Blood clots in the brain are some scary business. Luckily, we now have what's been called "the first" mobile stroke unit in the nation in operation since late last month. It has some fancy equipment, but most important, it has people on board who can administer tPA, the clot-busting medication known as tissue plasminogen activator.
So, what's it like to have a stroke?
Maureen Osaka explains in a statement from Memorial Hermann-Texas Medical Center:
"I felt so weak, I couldn't use my hand and I was so dizzy," said Osaka. "I couldn't stand up so I started crawling from the living room to my bedroom, thinking I was going to lie down and go to sleep to hopefully feel better - I didn't know what was going on. But before I could make it to my room, the whole left side of my body stopped working and I could no longer see, so I made it to the phone and blindly started dialing the only numbers I knew."
Osaka was one of the unit's first patients when it was dispatched downtown.
The unit is an ambulance that's fitted with a CT scanner to help the crew determine if a patient is suffering from a stroke, and of course the major ingredient for saving a stroke victim's life, tPA.
"tPA is the only FDA-approved treatment for an ischemic stroke, but it must be given within three hours of the first signs of stroke to be most effective," Dr.
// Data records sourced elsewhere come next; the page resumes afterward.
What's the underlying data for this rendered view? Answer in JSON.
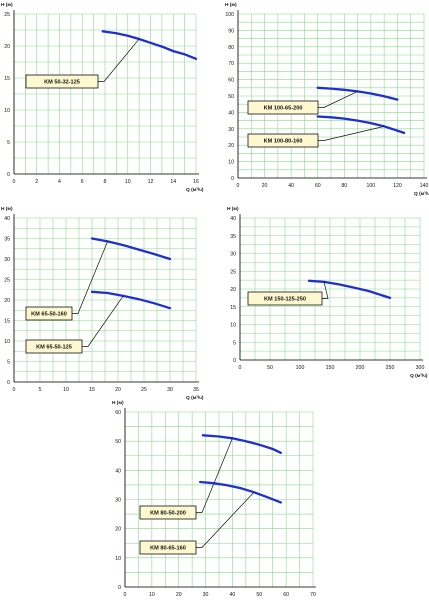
{
  "colors": {
    "grid": "#8ed88e",
    "curve": "#1f2fd0",
    "label_fill": "#fdf8cf",
    "axis": "#000000"
  },
  "chart_data": [
    {
      "id": "km-50",
      "type": "line",
      "ylabel": "H (м)",
      "xlabel": "Q (м³/ч)",
      "xlim": [
        0,
        16
      ],
      "ylim": [
        0,
        25
      ],
      "x_ticks": [
        0,
        2,
        4,
        6,
        8,
        10,
        12,
        14,
        16
      ],
      "y_ticks": [
        0,
        5,
        10,
        15,
        20,
        25
      ],
      "grid": true,
      "series": [
        {
          "name": "KM 50-32-125",
          "x": [
            7.8,
            9,
            10,
            11,
            12,
            13,
            14,
            15,
            16
          ],
          "y": [
            22.3,
            22.0,
            21.6,
            21.1,
            20.5,
            19.9,
            19.2,
            18.7,
            18.0
          ]
        }
      ]
    },
    {
      "id": "km-100",
      "type": "line",
      "ylabel": "H (м)",
      "xlabel": "Q (м³/ч)",
      "xlim": [
        0,
        140
      ],
      "ylim": [
        0,
        100
      ],
      "x_ticks": [
        0,
        20,
        40,
        60,
        80,
        100,
        120,
        140
      ],
      "y_ticks": [
        0,
        10,
        20,
        30,
        40,
        50,
        60,
        70,
        80,
        90,
        100
      ],
      "grid": true,
      "series": [
        {
          "name": "KM 100-65-200",
          "x": [
            60,
            70,
            80,
            90,
            100,
            110,
            120
          ],
          "y": [
            55.0,
            54.5,
            53.8,
            52.8,
            51.5,
            49.8,
            47.8
          ]
        },
        {
          "name": "KM 100-80-160",
          "x": [
            60,
            70,
            80,
            90,
            100,
            110,
            125
          ],
          "y": [
            37.5,
            37.0,
            36.2,
            35.0,
            33.5,
            31.5,
            27.5
          ]
        }
      ]
    },
    {
      "id": "km-65",
      "type": "line",
      "ylabel": "H (м)",
      "xlabel": "Q (м³/ч)",
      "xlim": [
        0,
        35
      ],
      "ylim": [
        0,
        40
      ],
      "x_ticks": [
        0,
        5,
        10,
        15,
        20,
        25,
        30,
        35
      ],
      "y_ticks": [
        0,
        5,
        10,
        15,
        20,
        25,
        30,
        35,
        40
      ],
      "grid": true,
      "series": [
        {
          "name": "KM 65-50-160",
          "x": [
            15,
            18,
            21,
            24,
            27,
            30
          ],
          "y": [
            35.0,
            34.3,
            33.4,
            32.3,
            31.2,
            30.0
          ]
        },
        {
          "name": "KM 65-50-125",
          "x": [
            15,
            18,
            21,
            24,
            27,
            30
          ],
          "y": [
            22.0,
            21.7,
            21.0,
            20.2,
            19.2,
            18.0
          ]
        }
      ]
    },
    {
      "id": "km-150",
      "type": "line",
      "ylabel": "H (м)",
      "xlabel": "Q (м³/ч)",
      "xlim": [
        0,
        300
      ],
      "ylim": [
        0,
        40
      ],
      "x_ticks": [
        0,
        50,
        100,
        150,
        200,
        250,
        300
      ],
      "y_ticks": [
        0,
        5,
        10,
        15,
        20,
        25,
        30,
        35,
        40
      ],
      "grid": true,
      "series": [
        {
          "name": "KM 150-125-250",
          "x": [
            115,
            140,
            165,
            190,
            215,
            250
          ],
          "y": [
            22.3,
            22.0,
            21.3,
            20.4,
            19.4,
            17.5
          ]
        }
      ]
    },
    {
      "id": "km-80",
      "type": "line",
      "ylabel": "H (м)",
      "xlabel": "Q (м³/ч)",
      "xlim": [
        0,
        70
      ],
      "ylim": [
        0,
        60
      ],
      "x_ticks": [
        0,
        10,
        20,
        30,
        40,
        50,
        60,
        70
      ],
      "y_ticks": [
        0,
        10,
        20,
        30,
        40,
        50,
        60
      ],
      "grid": true,
      "series": [
        {
          "name": "KM 80-50-200",
          "x": [
            29,
            35,
            40,
            45,
            50,
            55,
            58
          ],
          "y": [
            52.0,
            51.6,
            51.0,
            50.0,
            48.8,
            47.3,
            46.0
          ]
        },
        {
          "name": "KM 80-65-160",
          "x": [
            28,
            33,
            38,
            43,
            48,
            53,
            58
          ],
          "y": [
            36.0,
            35.6,
            34.9,
            33.9,
            32.5,
            30.8,
            29.0
          ]
        }
      ]
    }
  ]
}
James Grotta, director of stroke research at Memorial Hermann-TMC, said. "It typically takes an hour once a stroke patient arrives in the emergency room to receive treatment, and that's not counting transport time. In these situations, every minute -- every second -- counts, so the earlier the clinical team can intervene, the better the outcome."
The stroke unit part of a three-year clinical trial at UT Health, according to a press release, is being run in conjunction with the Emergency Medical Services of the Houston Fire Department, Bellaire Fire Department and West University Fire Department. It carries a paramedic, neurologist, nurse and CT technician and runs alternate weeks.
Part of the more than $1 million cost was donated by the likes of Jim "Mattress Mac" McIngvale (a former stroke patient). The ambulance will be located at The University of Texas Professional Building in the Texas Medical Center.